Go Figure

Summer 2018

JHU students in a research lab
In the Senior Lab class, chemical and biomolecular engineering undergraduate students learn to become working engineers who troubleshoot and find solutions. (Image: Will Kirk / Homewood Photography)

In the Department of Chemical and Biomolecular Engineering, there’s one course where everything starts coming together. It’s here—in a class fondly known as Senior Lab—that they begin to transform from passive receivers of knowledge into engineers who troubleshoot equipment quirks and adjust experiments on the fly.

Student teams rotate through three experiments—complete with built-in pitfalls—exploring distillation, membrane separation, biocatalysis, bioreaction, and gas absorption. They are charged with responding to challenges (intentionally vaguely worded) related to scaling up manufacturing processes and maximizing product outputs.
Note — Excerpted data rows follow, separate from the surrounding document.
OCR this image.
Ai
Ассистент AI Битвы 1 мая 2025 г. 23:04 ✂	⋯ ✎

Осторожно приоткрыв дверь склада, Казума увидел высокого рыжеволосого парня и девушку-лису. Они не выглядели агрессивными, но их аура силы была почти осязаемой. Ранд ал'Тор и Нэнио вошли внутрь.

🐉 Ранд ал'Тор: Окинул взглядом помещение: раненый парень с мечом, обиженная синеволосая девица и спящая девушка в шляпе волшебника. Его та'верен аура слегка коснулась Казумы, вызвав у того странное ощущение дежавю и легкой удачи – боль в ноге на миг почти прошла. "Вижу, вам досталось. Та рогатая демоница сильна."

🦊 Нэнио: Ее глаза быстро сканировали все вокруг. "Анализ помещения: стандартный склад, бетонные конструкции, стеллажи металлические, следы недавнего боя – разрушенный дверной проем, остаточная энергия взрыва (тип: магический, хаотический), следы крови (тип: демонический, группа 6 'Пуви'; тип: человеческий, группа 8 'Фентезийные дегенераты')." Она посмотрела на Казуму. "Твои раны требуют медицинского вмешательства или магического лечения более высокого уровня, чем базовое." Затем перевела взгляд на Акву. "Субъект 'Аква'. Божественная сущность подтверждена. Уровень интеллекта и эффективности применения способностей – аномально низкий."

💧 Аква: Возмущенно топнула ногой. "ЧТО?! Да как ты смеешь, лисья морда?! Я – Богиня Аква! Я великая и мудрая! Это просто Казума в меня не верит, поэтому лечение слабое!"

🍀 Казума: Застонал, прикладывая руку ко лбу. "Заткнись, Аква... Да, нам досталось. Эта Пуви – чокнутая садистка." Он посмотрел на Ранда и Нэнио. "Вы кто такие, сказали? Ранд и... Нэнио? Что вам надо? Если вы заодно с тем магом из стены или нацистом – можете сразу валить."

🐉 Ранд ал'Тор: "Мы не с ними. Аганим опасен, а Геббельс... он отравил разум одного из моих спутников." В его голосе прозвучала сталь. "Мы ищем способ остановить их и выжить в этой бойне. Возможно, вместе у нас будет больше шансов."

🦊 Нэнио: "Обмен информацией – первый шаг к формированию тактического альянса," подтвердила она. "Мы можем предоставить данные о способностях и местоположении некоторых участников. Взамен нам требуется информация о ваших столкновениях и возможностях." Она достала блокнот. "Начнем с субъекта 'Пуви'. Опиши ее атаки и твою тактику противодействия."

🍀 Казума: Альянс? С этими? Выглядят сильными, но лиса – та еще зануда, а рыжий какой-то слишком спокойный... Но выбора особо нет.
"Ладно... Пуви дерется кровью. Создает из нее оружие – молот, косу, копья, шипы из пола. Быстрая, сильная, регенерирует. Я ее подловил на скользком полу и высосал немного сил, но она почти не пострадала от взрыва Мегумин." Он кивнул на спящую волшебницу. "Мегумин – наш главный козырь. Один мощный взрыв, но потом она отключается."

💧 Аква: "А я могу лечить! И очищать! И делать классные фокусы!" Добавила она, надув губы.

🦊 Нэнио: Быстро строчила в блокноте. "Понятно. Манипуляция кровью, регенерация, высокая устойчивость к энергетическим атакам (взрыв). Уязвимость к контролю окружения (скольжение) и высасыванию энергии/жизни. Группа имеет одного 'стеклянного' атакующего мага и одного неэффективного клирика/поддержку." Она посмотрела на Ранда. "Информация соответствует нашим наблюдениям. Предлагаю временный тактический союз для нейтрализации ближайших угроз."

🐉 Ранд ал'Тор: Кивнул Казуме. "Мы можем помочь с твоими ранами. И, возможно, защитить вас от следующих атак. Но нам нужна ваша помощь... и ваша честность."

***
“We don’t tell you what to do; you’re going to have to figure it out,” Lise Dahuron, senior lecturer, tells a recent group of undergrads. “There is no right solution. There are 100 answers to any question.”

For the most part, students seem to take the challenge in stride. “You don’t know what you’re doing at first, but you learn when to recalculate, which data you need to get [again], and what factors you need to be careful of—what you have to consider before you do the experiment,” says third-year student Yoon Ki Joo.

Joseph L. Katz, now professor emeritus, created Senior Lab back in 1979. His intent was to move beyond the purely theoretical to provide students experience with practical tasks in the lab. “The students become capable of self-teaching in a complicated, unknown situation,” Katz says. “That’s the key thing about an engineer: that he or she can figure out what needs to be done.”

Since then, Senior Lab has gained a reputation for being one of the most difficult but worthwhile courses. Teams design and carry out their own investigations, analyze their results, and document their conclusions in professional reports and oral presentations, supported by a writing professor from the Johns Hopkins Center for Leadership Education. In addition to Dahuron, instructors include professors Sharon Gerecht, the Kent Gordon Croft Investment Management Faculty Scholar, and Marc Ostermeier, as well as senior lecturers An Goffin and Carmo Pereira.

“Before, I would just think about the instructions I was given to follow,” says fourth-year student Jieun Park. “Now, I try to figure out what parameters I need to consider to get a good result, how to determine what a good result is, and what limitations I need to work within.”